In het eerste deel van het interview met Ferry Heijne, frontman van De Kift, spraken we over het uitgebreide oeuvre en keken we terug naar de jubileum tour waar de band nu mee bezig is. In dit tweede deel vertelt hij over de bijzondere manier waarop deze band werkt en hoe ze het spannend houden voor zichzelf en publiek.

Heijne steekt enthousiast van wal als ik vraag hoe muziek maken bij De Kift precies werkt. Anders is het zeker, de band heeft zich immers nog nooit aan een genre gebonden. “Behalve bij Vier Voor Vier passen we nooit bepaalde regels toe. Ze zeggen dat je emotioneel het meest hecht uit de muziek uit je puberteit. In mijn geval de punk. De techniek van drummer Wim ter Weele is weer terug te voeren op de tijd van The Beatles en The Kinks. Die inspiratiebronnen neem je natuurlijk mee, maar vanuit De Kift denken we nooit in genre. Bij het album 7 had ik zin om wat meer electrisch te werken, dat kwam voort uit het feit dat we de periode daarvoor veel akoestisch hadden gewerkt.”

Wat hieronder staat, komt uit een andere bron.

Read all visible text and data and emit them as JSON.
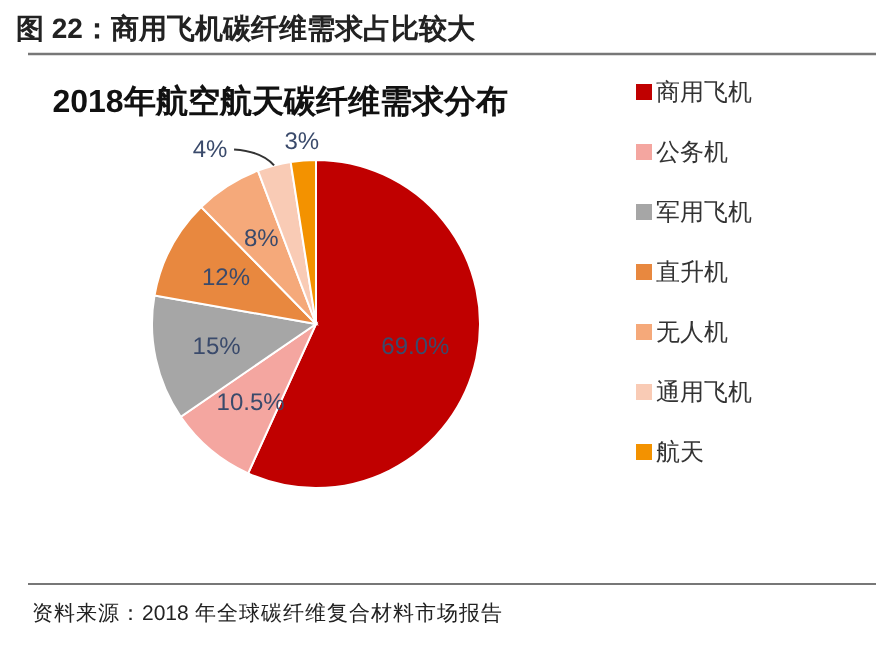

Die afwisseling geldt ook voor de keuze tussen theater en poppodium. "Ik zou nooit volledig voor één van de twee kunnen kiezen. Theater heeft absoluut pluspunten. Ik hou van de energie in de popmuziek, maar in het theater kan je alles veel subtieler brengen. Je kan er een speld horen vallen. Daarom vind ik het leuk om ook daar te vertoeven."

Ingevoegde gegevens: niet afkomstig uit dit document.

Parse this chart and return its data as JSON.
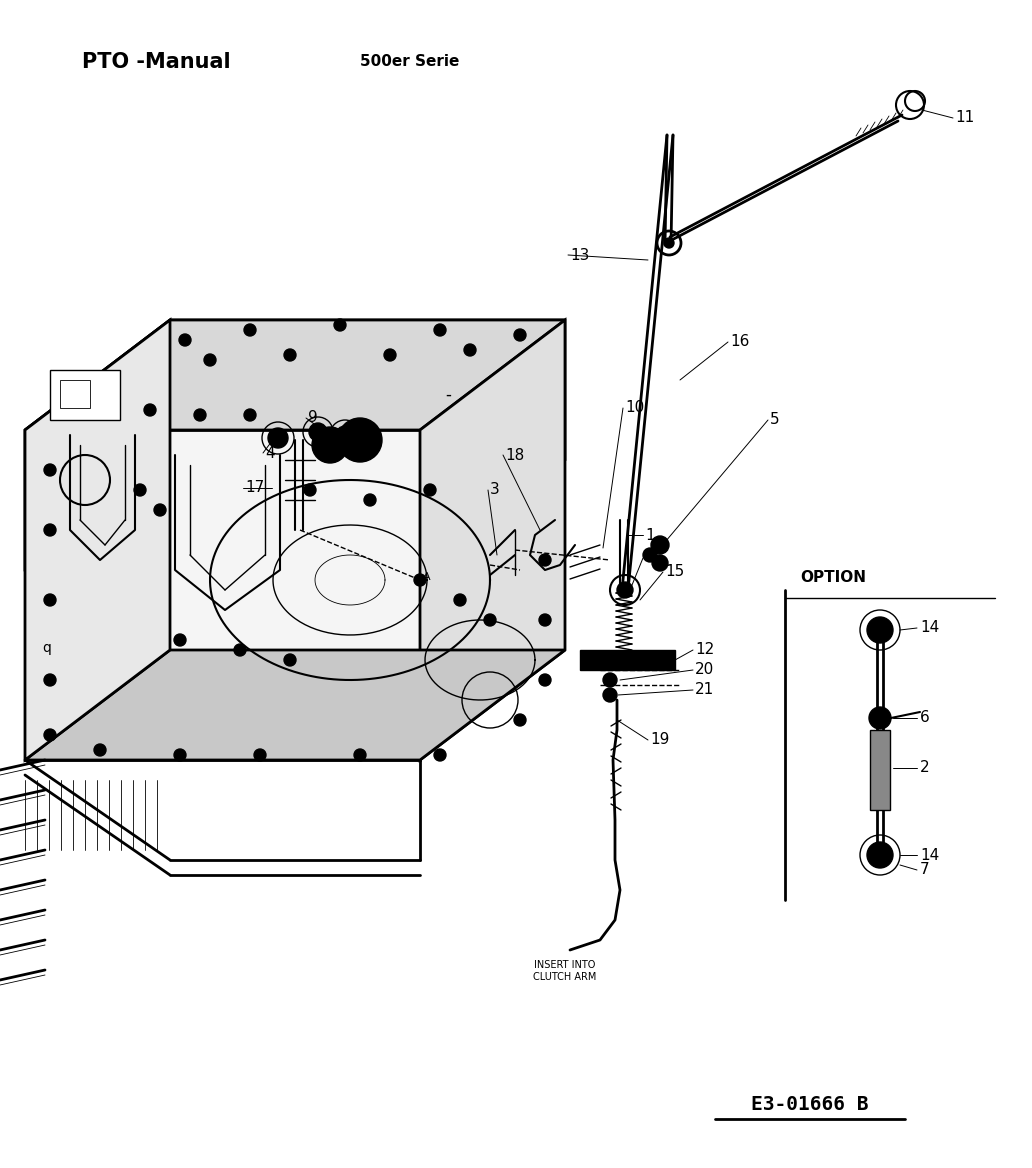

Hoe het volgende project klinkt bespreekt de band vooraf, voor er een noot muziek gemaakt is. Als we beginnen met een nieuw project komen Pim (Heijne, gitarist - red.) en ik met een grondidee. Wat we willen vertellen, welke sfeer daarbij hoort, enzovoort. We bespreken zo duidelijk mogelijk hoe het moet klinken. Moet het swingend, of melancholiek? We maken muzikale schetsen en voegen die bij bepaalde tekstfragmenten die voor ons gevoel bij die sfeer passen.”

Een Knoeck
In de manier waarop teksten ontstaan is de band al bijna zolang we ze kennen uniek. Die komen namelijk al sinds het tweede album uit de wereldliteratuur. Hoe werkt dat dan precies? “Het is een heel mooi proces. Het begint heel simpel. Ik ga met het grondidee in mijn achterhoofd naar de bibliotheek en vraag daar om advies. Het mooie is dat het uiteindelijke resultaat gestuurd is door de teksten die ik vind.” Heijne rijdt met z’n bureaustoel naar een stapel ordners, pakt de bovenste en slaat hem op een willekeurige bladzijde open. “Hier heb ik bijvoorbeeld Italiaanse sprookjes. Passages die bij de sfeer passen schrijf ik op. Aan het eind buigen we al die fragmenten naar elkaar toe door stukken te herschrijven, sommige teksten hebben bijvoorbeeld tientallen hoofdpersonen, dat werkt niet. Het is een soort goudzoeken. Uit alle pasages en woorden filter je de klompjes goud en dat smelten we om naar één mooi beeld.”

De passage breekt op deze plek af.